Totaliterizm: Totaliterizmin Anlamı Nedir?

Totalitercilik, 'totaliter' sıfat biçiminde, 1923'te Mussolini hükümetini ve politikasını tanımlamak için onu kötüye kullanma terimi olarak kullanan İtalyan Faşizmi karşıtları arasında ortaya çıktı.

1918-39 dönemi, Avrupa’daki ve başka yerlerdeki demokratik hükümetlere ve bazı devletlerde totaliter rejimlerin yükselişine tepki gösterdi. İtalya'da liberal bir hükümet devrildi ve 1922'de Mussolini önderliğinde faşist bir rejim kuruldu.

Bundan önce, 1917'de Rusya'da bir komünist rejim kuruldu. Eğilim İspanya, Portekiz, Almanya ve Japonya'nın diktatörlük rejimlerine girmesiyle devam etti. Bütün bu rejimler totaliter olarak nitelendirildi çünkü Hanna Arendt'in belirttiği gibi, eskiden beri var olan modern diktatörlük versiyonları değil, yeni bir hükümet şekliydi.

Totaliterizm, Mussolini hükümetini ve politikasını tanımlamak için kötüye kullanma terimi olarak kullanan İtalyan Faşizmi karşıtları arasında. Bununla birlikte faşistler, bu terimi, rejimlerinin gerçek amacı ve niteliğinin uygun bir açıklaması olarak kabul ettiler. Mussolini, devlet içindeki her şeyin doktrinini devlet dışında hiçbir şey, 1925'te bir konuşmada devlete karşı hiçbir şey göstermediğinde, totaliter bir devletin temel doğasını ortaya koydu.

Devletin dışında hiçbir şey duramazsa, serbest piyasalar, özgür siyasi partiler, özgür aileler ve özgür kiliseler olamazdı. Bu nedenle totaliterizm liberal demokrasinin zıt kutbunda duruyor. Totaliter bir rejim altında, devlet bireysel yaşamın hemen hemen her yönünü kontrol eder ve devletin hedefleri tarafından yönlendirilmeyen bireyler veya gruplar tarafından yapılan etkinliklere tolerans göstermez.

Mussolini, terimi İtalya'daki kendi rejimine uyguladıysa, Leon Trotski, hem faşizme hem de 'Stalinizm'e' simetrik fenomenler olarak uyguladı ve büyük düşünür Hanna Arendt, Nazi Almanyası ve Stalinist Sovyet arasındaki ortaklıkları göstermek için bu terimi popülerleştirdi. Birlik. Bu nedenle, totaliter olarak kabul edilen rejimlerin ana örnekleri Faşist İtalya, Nazi Almanyası ve Stalin altındaki Sovyetler Birliği'dir.

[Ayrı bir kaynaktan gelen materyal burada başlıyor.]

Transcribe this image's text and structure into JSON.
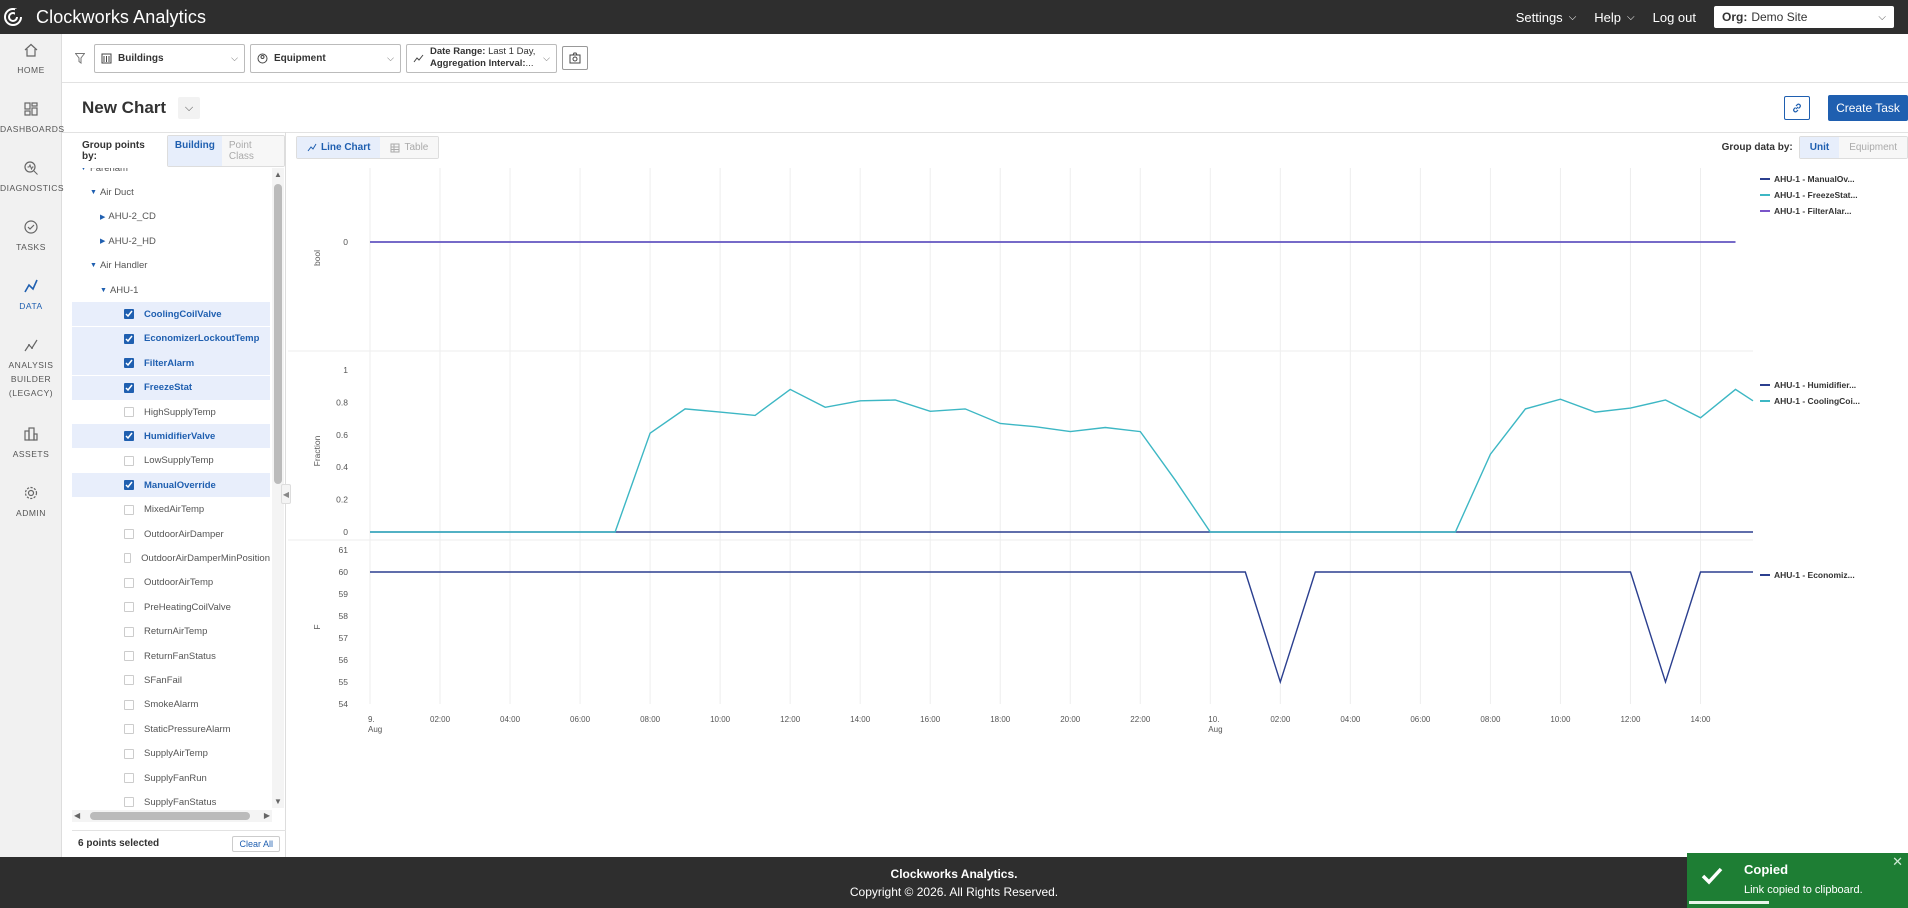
{
  "app": {
    "title": "Clockworks Analytics"
  },
  "topnav": {
    "settings": "Settings",
    "help": "Help",
    "logout": "Log out",
    "org_label": "Org:",
    "org_value": "Demo Site"
  },
  "leftnav": [
    {
      "label": "HOME",
      "icon": "home-icon"
    },
    {
      "label": "DASHBOARDS",
      "icon": "dashboard-icon"
    },
    {
      "label": "DIAGNOSTICS",
      "icon": "diagnostics-icon"
    },
    {
      "label": "TASKS",
      "icon": "tasks-icon"
    },
    {
      "label": "DATA",
      "icon": "data-icon",
      "active": true
    },
    {
      "label": "ANALYSIS BUILDER (LEGACY)",
      "label_lines": [
        "ANALYSIS",
        "BUILDER",
        "(LEGACY)"
      ],
      "icon": "analysis-icon"
    },
    {
      "label": "ASSETS",
      "icon": "assets-icon"
    },
    {
      "label": "ADMIN",
      "icon": "gear-icon"
    }
  ],
  "filters": {
    "buildings": "Buildings",
    "equipment": "Equipment",
    "date_range_label": "Date Range:",
    "date_range_value": "Last 1 Day,",
    "aggregation_label": "Aggregation Interval:",
    "aggregation_value": "..."
  },
  "page": {
    "title": "New Chart",
    "create_task": "Create Task"
  },
  "tree_panel": {
    "group_by_label": "Group points by:",
    "group_by_options": [
      "Building",
      "Point Class"
    ],
    "nodes": [
      {
        "label": "Fareham",
        "level": 0,
        "type": "open"
      },
      {
        "label": "Air Duct",
        "level": 1,
        "type": "open"
      },
      {
        "label": "AHU-2_CD",
        "level": 2,
        "type": "closed"
      },
      {
        "label": "AHU-2_HD",
        "level": 2,
        "type": "closed"
      },
      {
        "label": "Air Handler",
        "level": 1,
        "type": "open"
      },
      {
        "label": "AHU-1",
        "level": 2,
        "type": "open"
      },
      {
        "label": "CoolingCoilValve",
        "type": "point",
        "checked": true
      },
      {
        "label": "EconomizerLockoutTemp",
        "type": "point",
        "checked": true
      },
      {
        "label": "FilterAlarm",
        "type": "point",
        "checked": true
      },
      {
        "label": "FreezeStat",
        "type": "point",
        "checked": true
      },
      {
        "label": "HighSupplyTemp",
        "type": "point",
        "checked": false
      },
      {
        "label": "HumidifierValve",
        "type": "point",
        "checked": true
      },
      {
        "label": "LowSupplyTemp",
        "type": "point",
        "checked": false
      },
      {
        "label": "ManualOverride",
        "type": "point",
        "checked": true
      },
      {
        "label": "MixedAirTemp",
        "type": "point",
        "checked": false
      },
      {
        "label": "OutdoorAirDamper",
        "type": "point",
        "checked": false
      },
      {
        "label": "OutdoorAirDamperMinPosition",
        "type": "point",
        "checked": false
      },
      {
        "label": "OutdoorAirTemp",
        "type": "point",
        "checked": false
      },
      {
        "label": "PreHeatingCoilValve",
        "type": "point",
        "checked": false
      },
      {
        "label": "ReturnAirTemp",
        "type": "point",
        "checked": false
      },
      {
        "label": "ReturnFanStatus",
        "type": "point",
        "checked": false
      },
      {
        "label": "SFanFail",
        "type": "point",
        "checked": false
      },
      {
        "label": "SmokeAlarm",
        "type": "point",
        "checked": false
      },
      {
        "label": "StaticPressureAlarm",
        "type": "point",
        "checked": false
      },
      {
        "label": "SupplyAirTemp",
        "type": "point",
        "checked": false
      },
      {
        "label": "SupplyFanRun",
        "type": "point",
        "checked": false
      },
      {
        "label": "SupplyFanStatus",
        "type": "point",
        "checked": false
      }
    ],
    "selected_count": "6 points selected",
    "clear_all": "Clear All"
  },
  "chart_toolbar": {
    "view_options": [
      "Line Chart",
      "Table"
    ],
    "group_data_label": "Group data by:",
    "group_data_options": [
      "Unit",
      "Equipment"
    ]
  },
  "colors": {
    "accent": "#1f5fb0",
    "navy": "#2b3f8f",
    "teal": "#3db7c4",
    "purple": "#7a55c9",
    "toast": "#1e7e34"
  },
  "chart_data": [
    {
      "type": "line",
      "ylabel": "bool",
      "yticks": [
        0
      ],
      "ylim": [
        -1,
        1
      ],
      "legend": "top-right",
      "series": [
        {
          "name": "AHU-1 - ManualOv...",
          "color": "#2b3f8f",
          "x": [
            0,
            39
          ],
          "y": [
            0,
            0
          ]
        },
        {
          "name": "AHU-1 - FreezeStat...",
          "color": "#3db7c4",
          "x": [
            0,
            39
          ],
          "y": [
            0,
            0
          ]
        },
        {
          "name": "AHU-1 - FilterAlar...",
          "color": "#7a55c9",
          "x": [
            0,
            39
          ],
          "y": [
            0,
            0
          ]
        }
      ]
    },
    {
      "type": "line",
      "ylabel": "Fraction",
      "yticks": [
        0,
        0.2,
        0.4,
        0.6,
        0.8,
        1
      ],
      "ylim": [
        0,
        1
      ],
      "legend": "top-right",
      "series": [
        {
          "name": "AHU-1 - Humidifier...",
          "color": "#2b3f8f",
          "x": [
            0,
            39.5
          ],
          "y": [
            0,
            0
          ]
        },
        {
          "name": "AHU-1 - CoolingCoi...",
          "color": "#3db7c4",
          "x": [
            0,
            7,
            8,
            9,
            10,
            11,
            12,
            13,
            14,
            15,
            16,
            17,
            18,
            19,
            20,
            21,
            22,
            23,
            24,
            31,
            32,
            33,
            34,
            35,
            36,
            37,
            38,
            39,
            39.5
          ],
          "y": [
            0,
            0,
            0.61,
            0.76,
            0.74,
            0.72,
            0.88,
            0.77,
            0.81,
            0.815,
            0.745,
            0.76,
            0.67,
            0.65,
            0.62,
            0.645,
            0.62,
            0.32,
            0,
            0,
            0.48,
            0.76,
            0.82,
            0.74,
            0.765,
            0.815,
            0.705,
            0.88,
            0.81
          ]
        }
      ]
    },
    {
      "type": "line",
      "ylabel": "F",
      "yticks": [
        54,
        55,
        56,
        57,
        58,
        59,
        60,
        61
      ],
      "ylim": [
        54,
        61
      ],
      "legend": "top-right",
      "xtick_labels": [
        "9. Aug",
        "02:00",
        "04:00",
        "06:00",
        "08:00",
        "10:00",
        "12:00",
        "14:00",
        "16:00",
        "18:00",
        "20:00",
        "22:00",
        "10. Aug",
        "02:00",
        "04:00",
        "06:00",
        "08:00",
        "10:00",
        "12:00",
        "14:00"
      ],
      "series": [
        {
          "name": "AHU-1 - Economiz...",
          "color": "#2b3f8f",
          "x": [
            0,
            25,
            26,
            27,
            36,
            37,
            38,
            39.5
          ],
          "y": [
            60,
            60,
            55,
            60,
            60,
            55,
            60,
            60
          ]
        }
      ]
    }
  ],
  "toast": {
    "title": "Copied",
    "message": "Link copied to clipboard."
  },
  "footer": {
    "brand": "Clockworks Analytics.",
    "copyright": "Copyright © 2026. All Rights Reserved."
  }
}
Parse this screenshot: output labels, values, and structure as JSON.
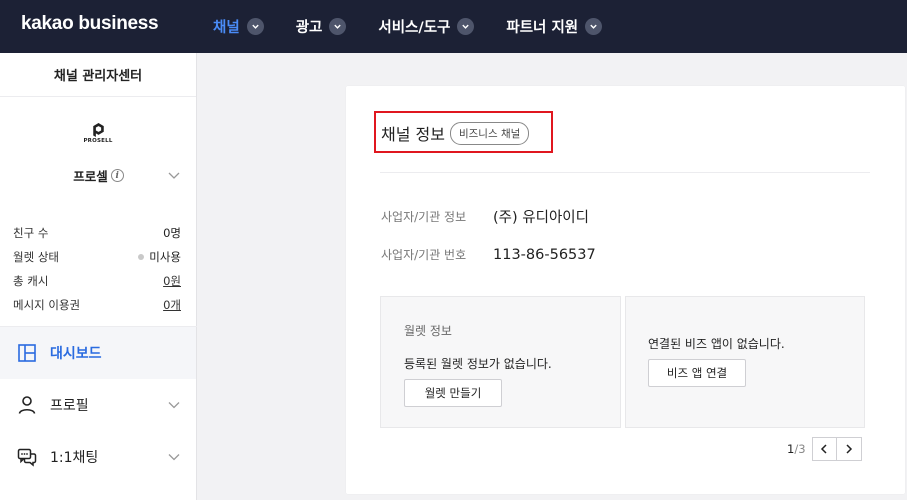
{
  "header": {
    "logo": "kakao business",
    "nav": [
      {
        "label": "채널",
        "active": true
      },
      {
        "label": "광고",
        "active": false
      },
      {
        "label": "서비스/도구",
        "active": false
      },
      {
        "label": "파트너 지원",
        "active": false
      }
    ]
  },
  "sidebar": {
    "title": "채널 관리자센터",
    "profile": {
      "logo_text": "PROSELL",
      "name": "프로셀"
    },
    "stats": [
      {
        "label": "친구 수",
        "value": "0명"
      },
      {
        "label": "월렛 상태",
        "value": "미사용"
      },
      {
        "label": "총 캐시",
        "value": "0원"
      },
      {
        "label": "메시지 이용권",
        "value": "0개"
      }
    ],
    "menu": [
      {
        "label": "대시보드",
        "icon": "dashboard-icon",
        "active": true
      },
      {
        "label": "프로필",
        "icon": "user-icon",
        "active": false
      },
      {
        "label": "1:1채팅",
        "icon": "chat-icon",
        "active": false
      }
    ]
  },
  "card": {
    "title": "채널 정보",
    "badge": "비즈니스 채널",
    "fields": [
      {
        "label": "사업자/기관 정보",
        "value": "(주) 유디아이디"
      },
      {
        "label": "사업자/기관 번호",
        "value": "113-86-56537"
      }
    ],
    "wallet": {
      "title": "월렛 정보",
      "message": "등록된 월렛 정보가 없습니다.",
      "button": "월렛 만들기"
    },
    "bizapp": {
      "message": "연결된 비즈 앱이 없습니다.",
      "button": "비즈 앱 연결"
    },
    "pager": {
      "current": "1",
      "total": "/3"
    }
  },
  "colors": {
    "topbar": "#1c2135",
    "accent": "#4a8cf7",
    "highlight": "#e0161f"
  }
}
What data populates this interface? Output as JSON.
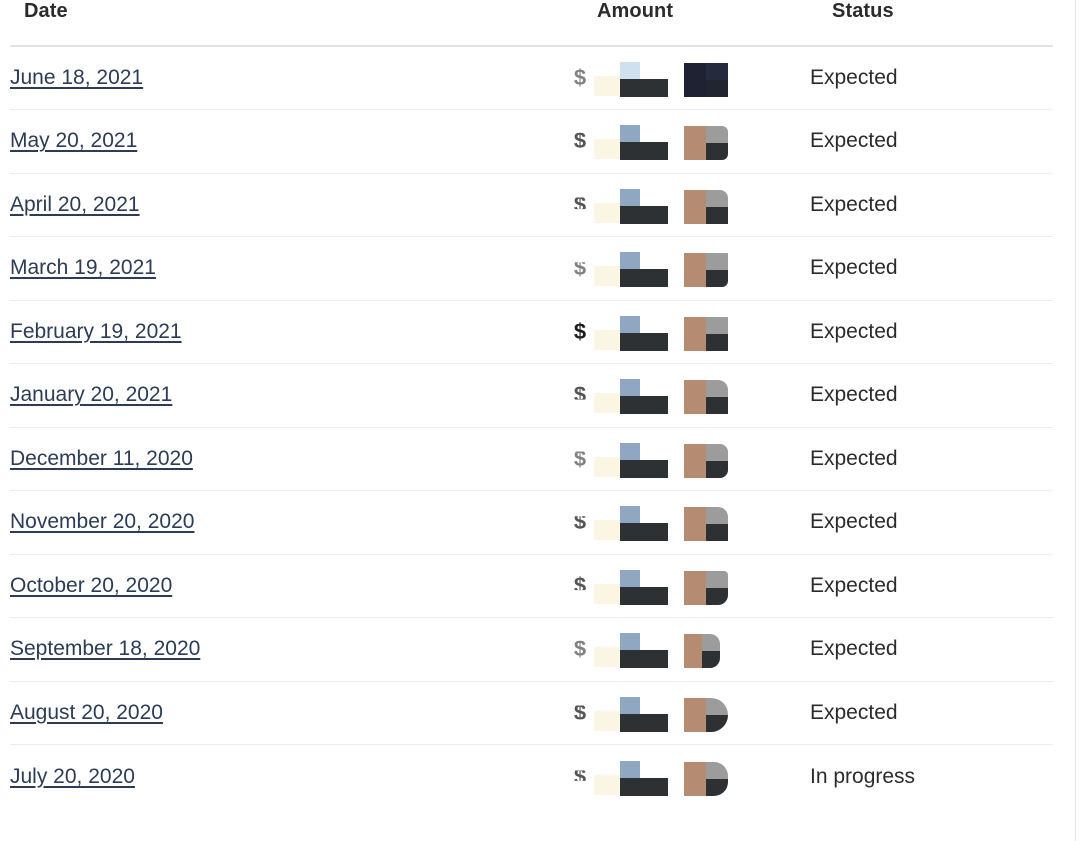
{
  "table": {
    "name": "payments-history-table",
    "columns": [
      {
        "key": "date",
        "label": "Date",
        "align": "left"
      },
      {
        "key": "amount",
        "label": "Amount",
        "align": "left"
      },
      {
        "key": "status",
        "label": "Status",
        "align": "left"
      }
    ],
    "rows": [
      {
        "date": "June 18, 2021",
        "amount_currency": "$",
        "amount": "",
        "amount_redacted": true,
        "status": "Expected"
      },
      {
        "date": "May 20, 2021",
        "amount_currency": "$",
        "amount": "",
        "amount_redacted": true,
        "status": "Expected"
      },
      {
        "date": "April 20, 2021",
        "amount_currency": "$",
        "amount": "",
        "amount_redacted": true,
        "status": "Expected"
      },
      {
        "date": "March 19, 2021",
        "amount_currency": "$",
        "amount": "",
        "amount_redacted": true,
        "status": "Expected"
      },
      {
        "date": "February 19, 2021",
        "amount_currency": "$",
        "amount": "",
        "amount_redacted": true,
        "status": "Expected"
      },
      {
        "date": "January 20, 2021",
        "amount_currency": "$",
        "amount": "",
        "amount_redacted": true,
        "status": "Expected"
      },
      {
        "date": "December 11, 2020",
        "amount_currency": "$",
        "amount": "",
        "amount_redacted": true,
        "status": "Expected"
      },
      {
        "date": "November 20, 2020",
        "amount_currency": "$",
        "amount": "",
        "amount_redacted": true,
        "status": "Expected"
      },
      {
        "date": "October 20, 2020",
        "amount_currency": "$",
        "amount": "",
        "amount_redacted": true,
        "status": "Expected"
      },
      {
        "date": "September 18, 2020",
        "amount_currency": "$",
        "amount": "",
        "amount_redacted": true,
        "status": "Expected"
      },
      {
        "date": "August 20, 2020",
        "amount_currency": "$",
        "amount": "",
        "amount_redacted": true,
        "status": "Expected"
      },
      {
        "date": "July 20, 2020",
        "amount_currency": "$",
        "amount": "",
        "amount_redacted": true,
        "status": "In progress"
      }
    ]
  },
  "colors": {
    "page_background": "#ffffff",
    "header_text": "#2b2b2b",
    "link_text": "#2c3c56",
    "body_text": "#2b2b2b",
    "header_rule": "#e2e2e2",
    "row_rule": "#ededed",
    "redaction_cream": "#fbf6e4",
    "redaction_blue": "#8fa7c0",
    "redaction_dark": "#2e3133",
    "redaction_tan": "#b58b72",
    "redaction_gray": "#9c9c9c"
  }
}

Kavramı açıklayan Giovanni Gentiles, 'totaliter'in', sivil toplumun tüm faaliyetlerinin, istemeden ya da olmasa da, sonunda bir devlete benzer bir şeye yol açtığı ve bu nedenle de sürekli olarak var olduğu bir durum olduğunu söylüyor. William Ebenstein, böyle bir devletin doğasını “tek partili bir diktatörlük tarafından hükümet ve toplumun örgütlenmesi, yoğun biçimde milliyetçi, ırkçı, militarist ve emperyalist” olarak tanımlamaktadır. Totaliterizm, devlet ibadetini geliştirir ve teşvik eder.

Her bireyin hayatının kendisine değil devlete ve sadece devlete ait olduğunu vaaz eder. Bireyler yalnızca devlete hizmet ederek önem kazanırlar ve kendilerini devletle tanımlamazlarsa, atomlardan biraz daha fazladırlar. Böylece, totaliter bir devlet özerk kurumlara izin vermez ve tüm birliklerin amaçları, faaliyetleri ve üyeliği devletin kontrolüne tabidir.

Devlet her yerde ve her yerde hazır olur. Din, ahlak ve eğitim devlete tabidir. Totaliterizmin amacı devlet ile toplum arasındaki temel ayrımı ortadan kaldırmak ve devleti sınırsız hale getirmektir. Nazi teorisyeni Franz Schanwecher “millet Tanrı ile doğrudan ve derin bir birliğe sahiptir” derdi. Almanya, Tanrı'nın krallığıdır.

Burada totaliter devlet teorisinin başlaması gereken tam teşekküllü bir teori olmadığını belirtmek gerekir. Yavaş yavaş gelişti ve pratik hareketler ve gerçek sosyo-politik durumlar üzerine çalıştı. Böylece, bu durumda, teori ondan önce yerine uygulamayı takip etti. Totaliter teori ve hareketleri analiz eden düşünürler arasında Hanna Arendt, Carl Friedrich, Brzezinsky ve Jean Kiskpatrick isimleri dikkat çekiyor.